Did Maggie McMuffin a burlesque dancer make an error in judgement when she tried boarding a flight in what appears to be her underpants?
Burlesque dancer Maggie McMuffin has told she has been slut shamed after being turned back from a recent JetBlue flight on account of her shorts being too short.
The incident led to the Seattle based performer who was on her way back from NYC, May 18 telling she felt ‘very disrespected’ after JetBlue staff insisted the woman change her shorts before being allowed to board a connecting flight from Boston.
At the time, much to the curiosity and frazzled dispositions of JetBlue staff, Maggie McMuffin had sought to fly out wearing itty bitty black and white striped shorts with (of course) matching thigh high socks along with a long sleeve sweater.
It was whilst ‘patiently’ waiting to board her flight back home that the burlesque dancer told via KIRO-TV of being approached by a gate lead who told her, ‘she was really sorry for bringing this up but just what I was wearing was not appropriate and the flight crew had discussed it and the pilot had decided that I needed to put something else on or I would not be allowed to board the flight.’
Of note, during the earlier leg of the flight, from New York to Boston, (we New Yorkers have seen it all folks …) Maggie McMuffin told of not running into any problems.
That said matters took on a different tact when the burlesque dancer sought to regain entry for the second leg of her flight, from Boston to Seattle.
Asked is she had other clothes on her in which to change into, the dancer responded she didn’t. Nevertheless she did come up with other suggestions, which as it turned out were somewhat less than what JetBlue staff were hoping to hear.
Told Maggie via KOMO-TV who sought to offer altered dress options: ‘I could tie a sweater around my waist.’
‘I could get a blanket from you guys, and they said, ‘If you don’t change your clothes, you’re not going to be able to board this flight.’
Frantic, McMuffin ran through the airport to buy other clothes.
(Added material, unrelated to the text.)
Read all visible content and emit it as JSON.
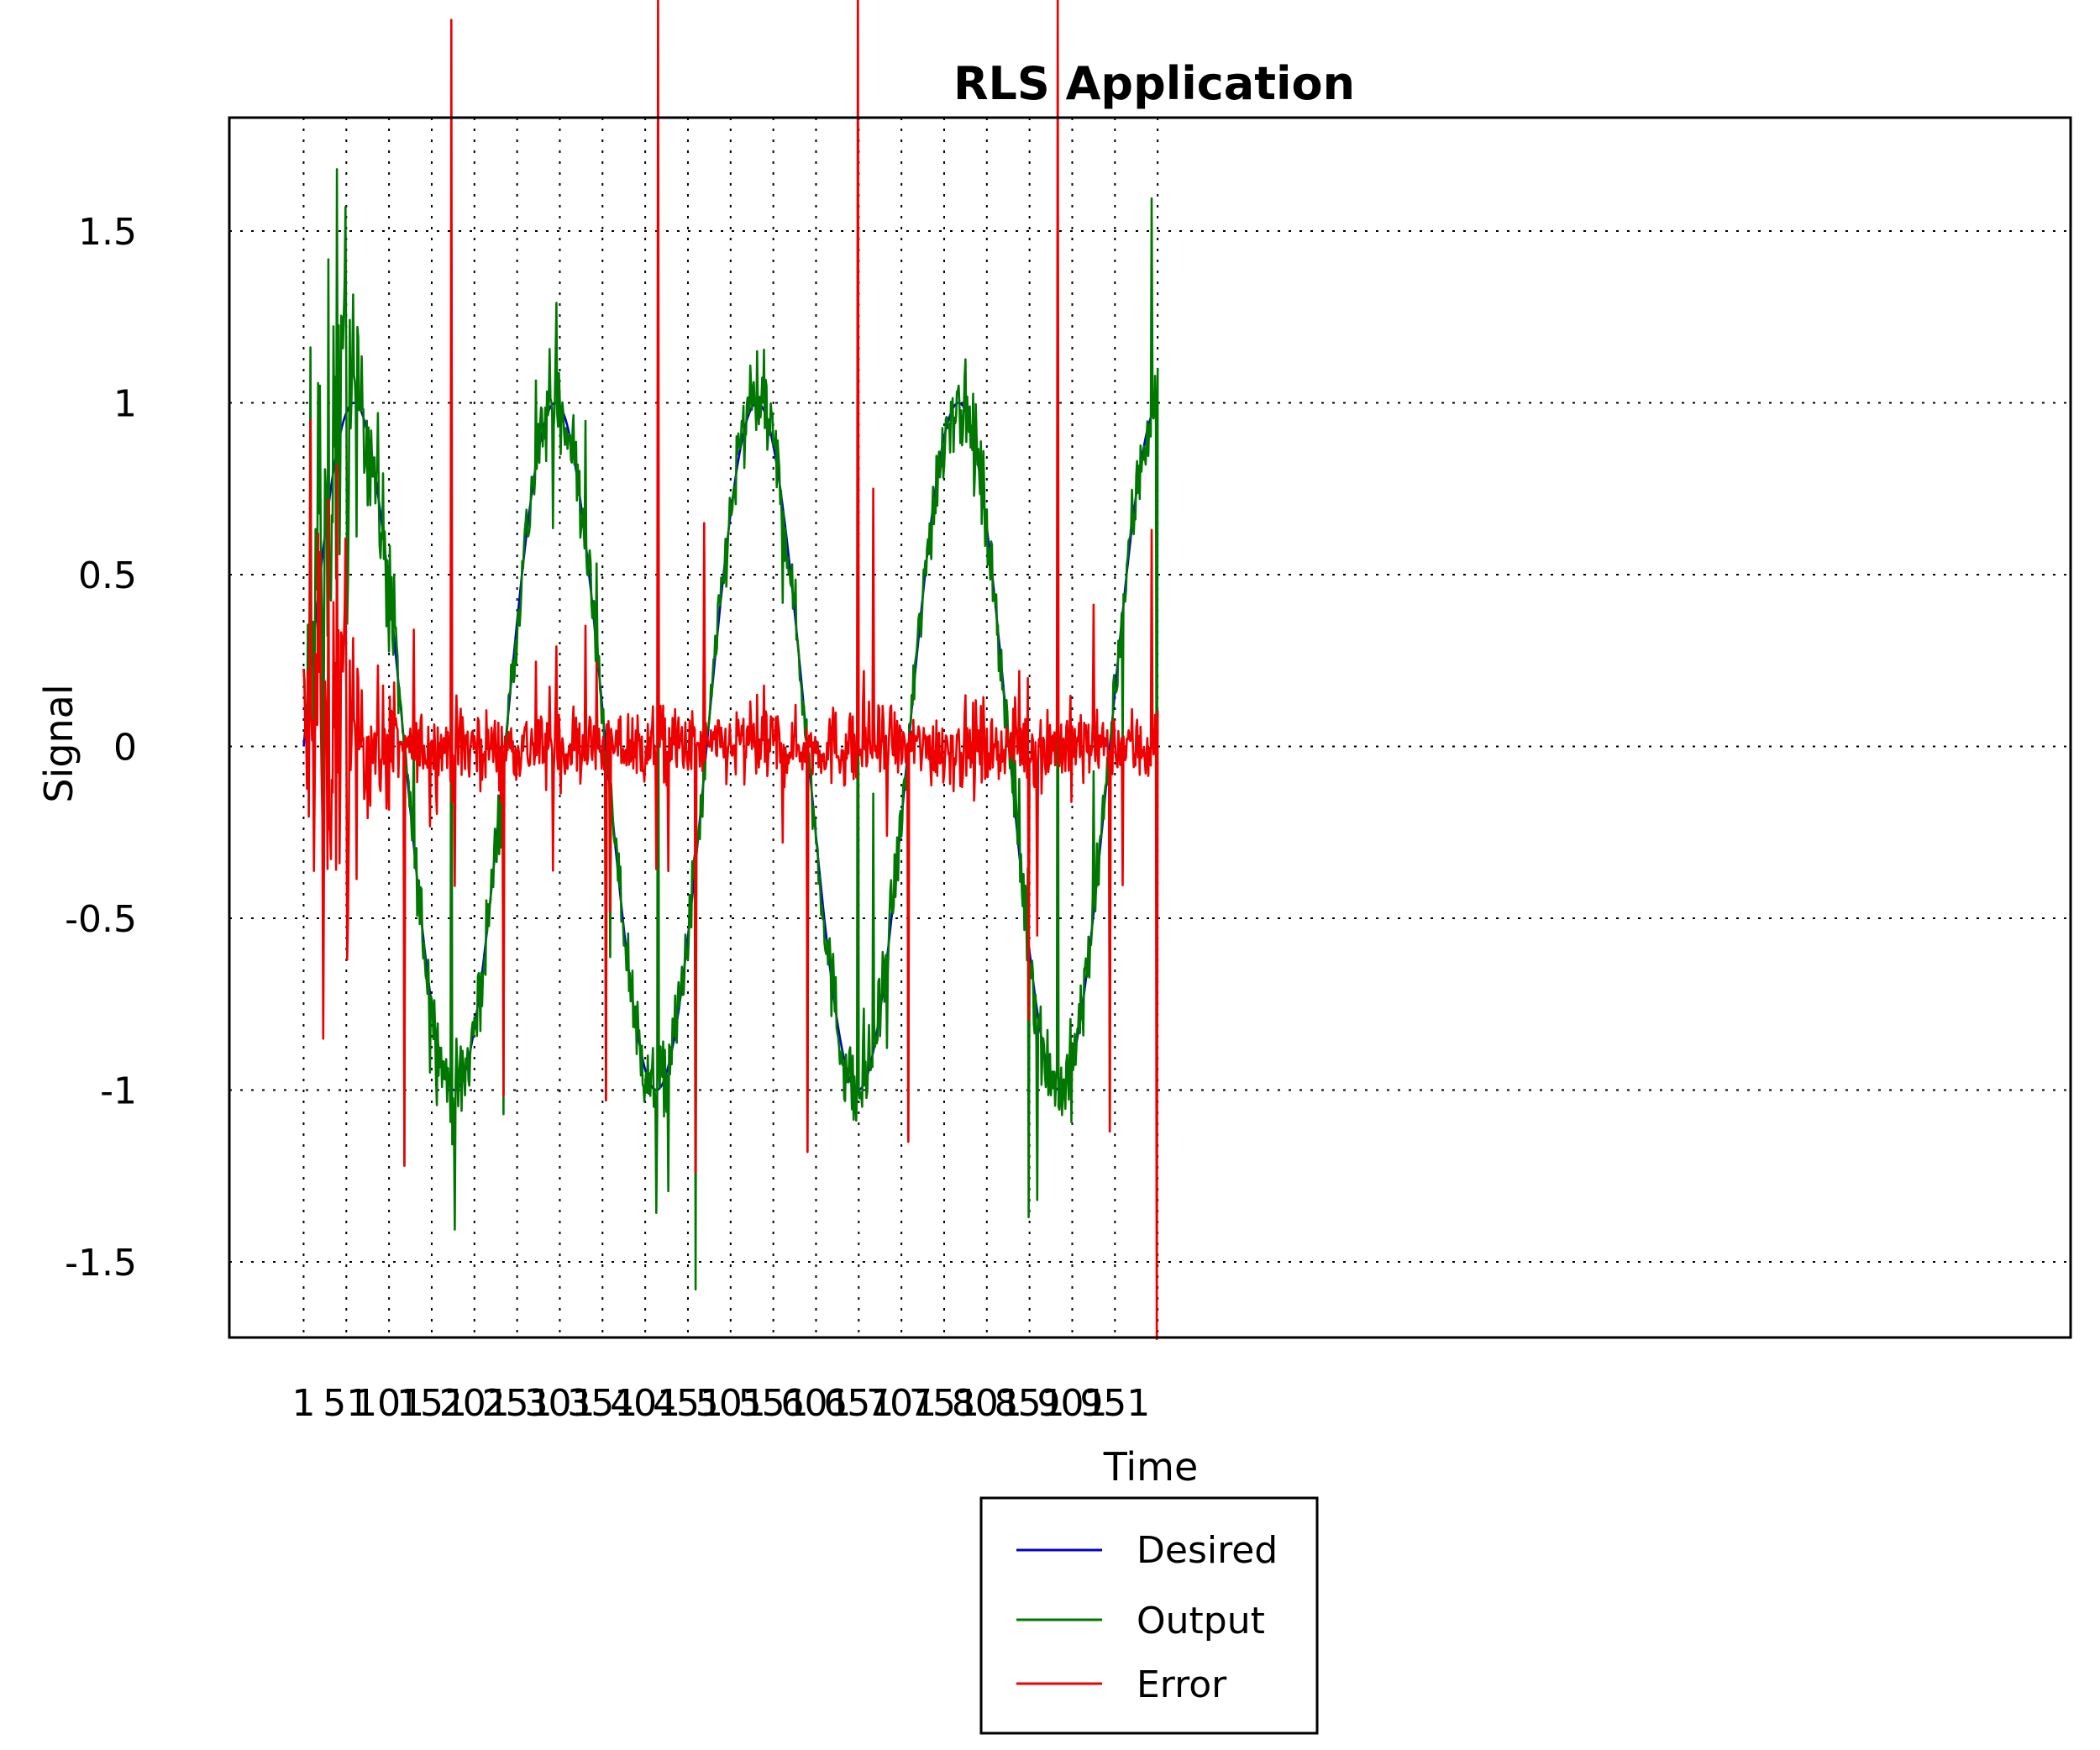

She ended up finding $22 sleep shorts.
Fortunately she made her flight just in time, but now Maggie McMuffin is irate.
‘I feel like it’s just a symptom of our patriarchal society that women are sold scantily clad things and if we choose to wear them we can be punished for that,’ she said.
Asked if she felt she’s been the victim of sexism, the dancer instead replied: ‘I would say body shaming and slut shaming more than outright sexism, but it is really hard to remove those two things from misogyny.’
Responding to the fracas, JetBlue said its decision was permitted under company rules.
‘Our contract of carriage allows JetBlue to deny boarding to any customer whose clothing may be offensive to the viewing public,’ the airline said in a statement released to KOMO-TV.
‘We support our crewmembers’ discretion to make these difficult decisions,’ a JetBlue spokesperson added.
McMuffin did get a $162 credit for the flight, but she still wants an apology.
‘If companies are going to seek action against people like me, they should clearly list their boundaries and their dress code,‘ she told KHOU. ‘I think this seems like a small thing, but it’s connected to a lot of larger things in our society, and it’s something JetBlue really needs to analyze.’
What do you think was Maggie slut-shamed? Or could have matters have been averted if she’d realized that she was no longer dancing on stage and simply asked to dress in some degree of palatable decorum less risk offending other flying members of the public….then again define decorum?